Oscar did not understand, nor could I at that point. In this section at page 488, however, I got a peek at one of Karl’s dreams, the most bizarre dream of the countless dreams recounted for us in this novel. In addition to the graphic content of the dream, Karl also features the prison to be a castle on the edge of a bottomless abyss. At the conclusion of his dream he curls up on the edge of the abyss and falls asleep to dream some more.
It is difficult to come to grips with the meaning of his ruminations that immediately follow to the effect that “[r]aping women and then killing them seemed more attractive to him, more sexy” than Farfán and Gómez’s sexual activities. Are we to take this idea to be a self-incriminating one? I do not think so. It can just as easily be taken as a way of expressing his deep revulsion when considering Farfán and Gómez. In any event this leads him to his fantasy about murdering those two men and throwing their bodies in the abyss. “. . .that will be the last of them.”
Whatever the case, Karl Haas is a disturbing man. His dreams have violence and sex all blended together in a truly macabre way. This is displayed in his conduct, also, as we witnessed in the gruesome scene when El Anillo attempted to rape Karl in the prison shower wherein the author finally comes through with the prison rape with blades to which Jeff refers below. Page 484.
Karl illustrates something nicely. Without a confession–and Karl is expert at avoiding that pitfall–the police are essentially powerless to investigate and solve a case.
It is Epifanio who has the lead in the investigation of Karl Haas. On the surface it appears that Epifanio actually does some decent police work for a change. However, I have no faith in the purity of Epifanio’s motives at all. The mere fact that Epifanio is the moving force behind Karl Haas’s incarceration is that which most persuades me that Karl did not commit any of these murders. Karl is a handy scapegoat for the police, and a scapegoat may be just thing that Epifanio is seeking. Obviously, that is saying a much different thing than that Karl is an innocent man, however. There are very few if any innocent men in this book.
Which all brings me back to the observation that I made somewhere else.

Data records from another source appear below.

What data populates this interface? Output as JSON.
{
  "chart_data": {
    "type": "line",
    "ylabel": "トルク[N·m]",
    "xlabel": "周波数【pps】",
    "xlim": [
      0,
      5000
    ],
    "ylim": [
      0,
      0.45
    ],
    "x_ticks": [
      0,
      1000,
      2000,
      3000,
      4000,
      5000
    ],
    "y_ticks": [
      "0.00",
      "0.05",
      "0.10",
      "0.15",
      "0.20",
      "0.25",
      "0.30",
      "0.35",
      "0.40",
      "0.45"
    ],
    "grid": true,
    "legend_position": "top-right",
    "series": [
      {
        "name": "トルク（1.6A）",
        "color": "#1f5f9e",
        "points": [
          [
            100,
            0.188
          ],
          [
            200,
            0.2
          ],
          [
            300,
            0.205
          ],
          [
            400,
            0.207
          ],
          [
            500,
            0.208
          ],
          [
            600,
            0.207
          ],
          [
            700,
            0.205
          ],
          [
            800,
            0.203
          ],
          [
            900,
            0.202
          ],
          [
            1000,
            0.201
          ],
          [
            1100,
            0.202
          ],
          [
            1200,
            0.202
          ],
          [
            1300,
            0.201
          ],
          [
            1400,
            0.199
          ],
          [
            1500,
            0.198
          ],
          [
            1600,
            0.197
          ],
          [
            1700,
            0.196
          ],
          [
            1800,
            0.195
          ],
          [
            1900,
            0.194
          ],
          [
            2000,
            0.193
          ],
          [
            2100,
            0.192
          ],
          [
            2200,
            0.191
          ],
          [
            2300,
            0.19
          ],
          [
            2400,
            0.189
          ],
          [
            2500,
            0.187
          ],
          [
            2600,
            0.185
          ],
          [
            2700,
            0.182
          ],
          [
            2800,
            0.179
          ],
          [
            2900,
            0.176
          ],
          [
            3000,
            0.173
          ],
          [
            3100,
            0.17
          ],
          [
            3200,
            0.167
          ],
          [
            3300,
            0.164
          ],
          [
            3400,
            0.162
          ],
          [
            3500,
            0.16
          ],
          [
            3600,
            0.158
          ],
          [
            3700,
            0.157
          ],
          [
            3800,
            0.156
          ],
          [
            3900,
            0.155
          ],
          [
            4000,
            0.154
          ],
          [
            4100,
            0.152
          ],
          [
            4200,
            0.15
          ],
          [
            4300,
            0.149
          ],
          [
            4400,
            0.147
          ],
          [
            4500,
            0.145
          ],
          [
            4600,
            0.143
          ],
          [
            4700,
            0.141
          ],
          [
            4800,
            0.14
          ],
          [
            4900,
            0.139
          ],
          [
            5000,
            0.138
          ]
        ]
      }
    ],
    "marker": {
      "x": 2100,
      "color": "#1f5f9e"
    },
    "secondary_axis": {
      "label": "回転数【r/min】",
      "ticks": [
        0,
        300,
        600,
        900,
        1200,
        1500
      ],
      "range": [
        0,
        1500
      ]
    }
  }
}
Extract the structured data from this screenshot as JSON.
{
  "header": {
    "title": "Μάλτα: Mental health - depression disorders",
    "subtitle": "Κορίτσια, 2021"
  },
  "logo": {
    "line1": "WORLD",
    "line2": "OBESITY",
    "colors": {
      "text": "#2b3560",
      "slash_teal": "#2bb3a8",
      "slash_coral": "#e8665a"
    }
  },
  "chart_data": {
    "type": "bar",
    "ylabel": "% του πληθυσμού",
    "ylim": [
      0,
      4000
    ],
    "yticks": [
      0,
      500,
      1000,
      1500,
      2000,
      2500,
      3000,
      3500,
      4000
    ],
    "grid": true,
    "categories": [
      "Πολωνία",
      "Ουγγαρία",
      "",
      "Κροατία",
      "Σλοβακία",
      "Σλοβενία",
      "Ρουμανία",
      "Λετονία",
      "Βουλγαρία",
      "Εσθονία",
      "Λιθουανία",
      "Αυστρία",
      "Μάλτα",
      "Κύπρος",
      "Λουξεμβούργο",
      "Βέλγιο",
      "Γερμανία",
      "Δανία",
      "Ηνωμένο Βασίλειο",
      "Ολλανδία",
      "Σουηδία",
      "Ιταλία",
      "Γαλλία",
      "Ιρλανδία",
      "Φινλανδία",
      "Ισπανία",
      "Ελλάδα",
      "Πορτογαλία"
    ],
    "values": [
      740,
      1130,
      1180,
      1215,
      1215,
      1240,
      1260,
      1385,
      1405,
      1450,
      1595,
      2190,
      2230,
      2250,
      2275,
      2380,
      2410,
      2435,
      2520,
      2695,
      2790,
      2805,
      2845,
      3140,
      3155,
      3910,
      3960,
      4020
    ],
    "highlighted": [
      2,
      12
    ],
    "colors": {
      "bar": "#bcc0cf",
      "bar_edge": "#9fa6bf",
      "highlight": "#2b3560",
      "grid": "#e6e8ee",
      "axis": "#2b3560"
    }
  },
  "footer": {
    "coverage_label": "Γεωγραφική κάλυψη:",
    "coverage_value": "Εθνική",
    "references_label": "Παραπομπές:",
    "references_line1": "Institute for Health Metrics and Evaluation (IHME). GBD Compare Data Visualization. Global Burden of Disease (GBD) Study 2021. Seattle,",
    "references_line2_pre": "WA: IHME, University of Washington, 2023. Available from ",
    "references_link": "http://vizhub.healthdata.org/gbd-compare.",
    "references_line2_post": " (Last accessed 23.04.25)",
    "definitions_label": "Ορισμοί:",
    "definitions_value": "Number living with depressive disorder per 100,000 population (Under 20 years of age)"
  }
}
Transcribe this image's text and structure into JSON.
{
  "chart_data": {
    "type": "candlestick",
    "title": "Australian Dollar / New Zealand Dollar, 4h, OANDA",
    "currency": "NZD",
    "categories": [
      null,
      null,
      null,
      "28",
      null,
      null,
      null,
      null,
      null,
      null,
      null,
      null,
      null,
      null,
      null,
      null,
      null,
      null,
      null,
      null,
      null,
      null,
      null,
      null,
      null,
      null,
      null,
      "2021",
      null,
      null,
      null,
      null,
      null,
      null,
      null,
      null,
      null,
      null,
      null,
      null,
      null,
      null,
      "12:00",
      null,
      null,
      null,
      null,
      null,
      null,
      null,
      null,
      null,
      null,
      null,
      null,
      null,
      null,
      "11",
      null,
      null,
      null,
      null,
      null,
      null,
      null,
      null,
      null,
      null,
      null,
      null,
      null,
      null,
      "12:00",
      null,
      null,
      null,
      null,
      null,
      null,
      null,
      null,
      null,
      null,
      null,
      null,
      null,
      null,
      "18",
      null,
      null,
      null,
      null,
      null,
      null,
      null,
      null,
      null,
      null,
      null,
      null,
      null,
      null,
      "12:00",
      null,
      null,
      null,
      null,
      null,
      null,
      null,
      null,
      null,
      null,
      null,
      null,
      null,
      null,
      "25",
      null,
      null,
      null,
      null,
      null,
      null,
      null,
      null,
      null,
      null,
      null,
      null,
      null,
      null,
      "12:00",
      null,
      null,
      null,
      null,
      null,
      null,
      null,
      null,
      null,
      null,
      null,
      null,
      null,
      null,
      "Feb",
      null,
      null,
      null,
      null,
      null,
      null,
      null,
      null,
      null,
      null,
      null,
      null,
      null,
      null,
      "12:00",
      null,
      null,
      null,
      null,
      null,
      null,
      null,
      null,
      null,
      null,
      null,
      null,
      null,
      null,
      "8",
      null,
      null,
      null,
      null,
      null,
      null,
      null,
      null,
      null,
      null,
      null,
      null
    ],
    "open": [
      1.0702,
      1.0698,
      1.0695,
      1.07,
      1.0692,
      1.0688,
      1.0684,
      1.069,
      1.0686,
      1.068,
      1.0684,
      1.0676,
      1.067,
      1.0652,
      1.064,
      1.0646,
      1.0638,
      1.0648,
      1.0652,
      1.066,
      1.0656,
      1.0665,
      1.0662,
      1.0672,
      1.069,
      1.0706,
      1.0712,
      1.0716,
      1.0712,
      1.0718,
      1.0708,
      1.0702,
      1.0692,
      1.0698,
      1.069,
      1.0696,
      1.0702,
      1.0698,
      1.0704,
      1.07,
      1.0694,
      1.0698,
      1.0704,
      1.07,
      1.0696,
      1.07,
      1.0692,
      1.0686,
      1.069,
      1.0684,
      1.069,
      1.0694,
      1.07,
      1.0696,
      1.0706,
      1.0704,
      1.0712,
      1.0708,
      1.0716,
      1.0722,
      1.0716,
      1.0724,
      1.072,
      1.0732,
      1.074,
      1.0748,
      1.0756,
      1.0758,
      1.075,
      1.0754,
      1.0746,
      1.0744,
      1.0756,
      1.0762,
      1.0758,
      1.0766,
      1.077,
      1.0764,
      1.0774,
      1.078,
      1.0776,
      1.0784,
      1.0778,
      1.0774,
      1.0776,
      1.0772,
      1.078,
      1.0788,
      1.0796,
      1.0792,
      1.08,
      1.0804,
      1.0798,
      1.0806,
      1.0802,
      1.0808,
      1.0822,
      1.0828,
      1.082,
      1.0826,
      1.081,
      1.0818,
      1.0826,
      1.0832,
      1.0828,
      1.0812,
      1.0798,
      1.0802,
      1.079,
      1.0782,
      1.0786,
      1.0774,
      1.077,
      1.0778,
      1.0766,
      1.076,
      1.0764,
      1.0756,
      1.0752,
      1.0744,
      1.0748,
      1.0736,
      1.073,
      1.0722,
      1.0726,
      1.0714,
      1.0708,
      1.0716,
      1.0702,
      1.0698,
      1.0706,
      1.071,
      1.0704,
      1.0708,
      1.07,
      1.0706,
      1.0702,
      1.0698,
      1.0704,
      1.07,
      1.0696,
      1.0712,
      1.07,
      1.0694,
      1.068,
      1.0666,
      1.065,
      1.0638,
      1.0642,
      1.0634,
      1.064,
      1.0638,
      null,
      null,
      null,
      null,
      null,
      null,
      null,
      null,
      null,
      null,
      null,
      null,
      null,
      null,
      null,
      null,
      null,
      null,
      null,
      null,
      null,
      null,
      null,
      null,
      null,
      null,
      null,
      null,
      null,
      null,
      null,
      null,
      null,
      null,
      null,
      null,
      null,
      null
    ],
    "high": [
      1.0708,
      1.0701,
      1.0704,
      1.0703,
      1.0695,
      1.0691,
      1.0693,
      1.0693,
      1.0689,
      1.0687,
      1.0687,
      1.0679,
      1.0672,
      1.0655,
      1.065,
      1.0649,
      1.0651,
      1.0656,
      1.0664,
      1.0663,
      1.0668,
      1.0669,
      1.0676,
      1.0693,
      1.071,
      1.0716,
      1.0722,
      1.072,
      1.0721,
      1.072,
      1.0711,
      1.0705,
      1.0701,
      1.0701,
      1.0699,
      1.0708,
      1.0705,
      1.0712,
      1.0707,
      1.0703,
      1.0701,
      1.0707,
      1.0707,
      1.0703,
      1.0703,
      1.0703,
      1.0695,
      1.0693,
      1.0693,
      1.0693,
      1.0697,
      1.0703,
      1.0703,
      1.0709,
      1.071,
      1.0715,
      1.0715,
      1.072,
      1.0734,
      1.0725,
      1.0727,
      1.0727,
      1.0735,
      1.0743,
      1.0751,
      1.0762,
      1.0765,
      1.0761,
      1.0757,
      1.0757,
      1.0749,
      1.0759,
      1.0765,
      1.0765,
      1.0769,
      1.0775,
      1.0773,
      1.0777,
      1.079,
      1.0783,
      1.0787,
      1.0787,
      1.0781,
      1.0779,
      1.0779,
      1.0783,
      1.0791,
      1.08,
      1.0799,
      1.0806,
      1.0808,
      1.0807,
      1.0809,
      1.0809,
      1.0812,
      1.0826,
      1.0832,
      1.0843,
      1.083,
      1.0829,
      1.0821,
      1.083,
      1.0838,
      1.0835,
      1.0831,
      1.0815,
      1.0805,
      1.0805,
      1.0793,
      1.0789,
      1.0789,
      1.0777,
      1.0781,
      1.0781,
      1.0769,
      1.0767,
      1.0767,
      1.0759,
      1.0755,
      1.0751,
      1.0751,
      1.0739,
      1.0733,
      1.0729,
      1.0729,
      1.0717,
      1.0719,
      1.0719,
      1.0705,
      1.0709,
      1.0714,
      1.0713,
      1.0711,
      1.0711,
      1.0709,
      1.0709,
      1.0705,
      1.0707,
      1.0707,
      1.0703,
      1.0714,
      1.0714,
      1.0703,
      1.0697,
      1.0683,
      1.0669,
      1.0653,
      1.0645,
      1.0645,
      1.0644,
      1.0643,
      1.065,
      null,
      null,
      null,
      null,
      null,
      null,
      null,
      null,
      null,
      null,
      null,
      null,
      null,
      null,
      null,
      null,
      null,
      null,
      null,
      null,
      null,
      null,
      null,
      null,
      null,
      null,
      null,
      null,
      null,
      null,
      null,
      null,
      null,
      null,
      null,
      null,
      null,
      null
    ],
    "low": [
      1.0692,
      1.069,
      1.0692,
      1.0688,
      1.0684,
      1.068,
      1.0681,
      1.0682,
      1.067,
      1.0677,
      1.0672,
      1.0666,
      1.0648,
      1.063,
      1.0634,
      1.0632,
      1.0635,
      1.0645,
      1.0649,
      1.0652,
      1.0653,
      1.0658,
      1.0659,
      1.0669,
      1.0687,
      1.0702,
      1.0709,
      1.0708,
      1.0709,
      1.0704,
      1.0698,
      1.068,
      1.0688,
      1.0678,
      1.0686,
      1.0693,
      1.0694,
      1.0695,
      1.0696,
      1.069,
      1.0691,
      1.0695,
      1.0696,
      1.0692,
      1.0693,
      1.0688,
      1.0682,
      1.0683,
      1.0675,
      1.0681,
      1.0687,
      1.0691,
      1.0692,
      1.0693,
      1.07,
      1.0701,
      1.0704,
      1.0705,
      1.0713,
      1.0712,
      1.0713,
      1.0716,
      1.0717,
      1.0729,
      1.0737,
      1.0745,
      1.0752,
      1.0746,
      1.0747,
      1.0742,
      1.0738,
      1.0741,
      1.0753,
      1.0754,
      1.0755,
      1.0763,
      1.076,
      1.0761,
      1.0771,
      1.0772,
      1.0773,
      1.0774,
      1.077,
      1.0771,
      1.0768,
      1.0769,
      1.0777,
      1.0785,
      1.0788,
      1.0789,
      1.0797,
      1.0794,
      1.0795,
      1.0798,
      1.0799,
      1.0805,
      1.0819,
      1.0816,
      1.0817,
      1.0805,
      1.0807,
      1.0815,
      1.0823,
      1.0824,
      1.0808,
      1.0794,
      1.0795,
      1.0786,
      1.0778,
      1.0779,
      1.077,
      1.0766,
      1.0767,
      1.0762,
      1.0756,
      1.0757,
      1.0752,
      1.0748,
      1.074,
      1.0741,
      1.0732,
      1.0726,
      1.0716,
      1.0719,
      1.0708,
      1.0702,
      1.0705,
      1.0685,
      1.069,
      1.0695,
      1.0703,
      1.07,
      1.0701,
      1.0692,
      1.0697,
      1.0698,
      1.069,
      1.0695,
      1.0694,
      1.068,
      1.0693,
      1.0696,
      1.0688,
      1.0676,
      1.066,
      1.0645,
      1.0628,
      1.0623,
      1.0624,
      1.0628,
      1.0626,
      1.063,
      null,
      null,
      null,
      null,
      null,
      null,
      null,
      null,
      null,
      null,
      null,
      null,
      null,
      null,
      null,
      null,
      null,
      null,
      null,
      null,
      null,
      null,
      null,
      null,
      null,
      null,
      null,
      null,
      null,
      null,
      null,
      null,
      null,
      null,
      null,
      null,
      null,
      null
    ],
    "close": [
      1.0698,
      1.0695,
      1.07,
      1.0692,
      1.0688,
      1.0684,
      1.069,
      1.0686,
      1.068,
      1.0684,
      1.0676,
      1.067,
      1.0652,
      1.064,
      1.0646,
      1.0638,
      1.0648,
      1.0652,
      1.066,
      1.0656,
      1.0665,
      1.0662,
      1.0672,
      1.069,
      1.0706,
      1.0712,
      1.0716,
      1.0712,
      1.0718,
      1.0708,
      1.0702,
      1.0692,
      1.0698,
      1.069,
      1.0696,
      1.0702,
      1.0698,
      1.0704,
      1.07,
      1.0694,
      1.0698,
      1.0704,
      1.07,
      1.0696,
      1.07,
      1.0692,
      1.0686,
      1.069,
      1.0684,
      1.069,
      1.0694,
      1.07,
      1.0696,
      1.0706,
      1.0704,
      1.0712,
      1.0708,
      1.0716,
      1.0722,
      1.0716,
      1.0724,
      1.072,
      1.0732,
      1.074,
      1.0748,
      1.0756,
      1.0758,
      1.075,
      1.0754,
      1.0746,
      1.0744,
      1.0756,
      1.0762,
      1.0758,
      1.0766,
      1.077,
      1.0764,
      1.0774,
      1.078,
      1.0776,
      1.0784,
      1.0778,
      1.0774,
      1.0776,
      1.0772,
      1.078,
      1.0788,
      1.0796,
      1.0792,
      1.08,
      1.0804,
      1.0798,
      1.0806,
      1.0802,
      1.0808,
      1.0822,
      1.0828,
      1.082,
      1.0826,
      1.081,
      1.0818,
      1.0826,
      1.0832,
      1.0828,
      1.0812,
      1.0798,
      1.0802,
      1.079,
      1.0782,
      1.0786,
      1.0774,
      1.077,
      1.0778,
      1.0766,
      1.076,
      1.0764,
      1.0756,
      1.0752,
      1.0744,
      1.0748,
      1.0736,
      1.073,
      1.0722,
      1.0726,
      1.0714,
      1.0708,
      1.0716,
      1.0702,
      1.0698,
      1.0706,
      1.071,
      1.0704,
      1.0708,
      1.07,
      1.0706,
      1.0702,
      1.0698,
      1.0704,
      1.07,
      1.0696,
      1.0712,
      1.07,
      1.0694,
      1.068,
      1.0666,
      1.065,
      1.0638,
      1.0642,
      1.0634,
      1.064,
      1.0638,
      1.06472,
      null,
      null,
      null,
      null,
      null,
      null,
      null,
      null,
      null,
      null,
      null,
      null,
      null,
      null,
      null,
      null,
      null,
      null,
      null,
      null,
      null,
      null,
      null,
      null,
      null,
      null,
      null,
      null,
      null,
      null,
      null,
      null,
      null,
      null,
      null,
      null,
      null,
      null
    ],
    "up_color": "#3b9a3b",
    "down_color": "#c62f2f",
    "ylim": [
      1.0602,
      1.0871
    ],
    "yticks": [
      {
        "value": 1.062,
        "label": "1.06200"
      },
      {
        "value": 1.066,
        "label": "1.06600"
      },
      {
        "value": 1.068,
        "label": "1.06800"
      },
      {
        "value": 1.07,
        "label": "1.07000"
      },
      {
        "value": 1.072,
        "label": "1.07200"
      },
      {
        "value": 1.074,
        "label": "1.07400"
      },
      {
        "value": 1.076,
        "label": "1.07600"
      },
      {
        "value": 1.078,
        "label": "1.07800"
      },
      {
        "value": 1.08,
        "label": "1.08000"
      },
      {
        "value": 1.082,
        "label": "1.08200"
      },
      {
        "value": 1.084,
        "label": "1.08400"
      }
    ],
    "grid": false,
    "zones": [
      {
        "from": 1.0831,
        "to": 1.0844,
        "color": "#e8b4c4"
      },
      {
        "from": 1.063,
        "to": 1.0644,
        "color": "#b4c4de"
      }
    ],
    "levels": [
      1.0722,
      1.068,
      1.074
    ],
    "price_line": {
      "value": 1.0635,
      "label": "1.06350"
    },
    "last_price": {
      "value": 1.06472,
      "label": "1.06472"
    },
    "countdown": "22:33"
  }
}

The issue of who is actually torturing and killing these young working women has become strangely beside the point.
Lastly, there is this intriguing monologue from Karl at page 506 to which Daryl refers below in his discussion of the claustrophobic aspects of this section:
Haas said: the killer is on the outside and I’m on the inside. But someone worse than me and worse than the killer is coming to this motherfucking city. Do you hear his footsteps getting closer? Do you hear them?
So Karl Haas is not Nietsche’s Superman after all. Nietsche’s Superman is apparently yet to come. . .at least that is the way that Karl sees it.
Maybe Haas is John the Baptist, and Nietzsche’s Superman is the Christ who is not coming.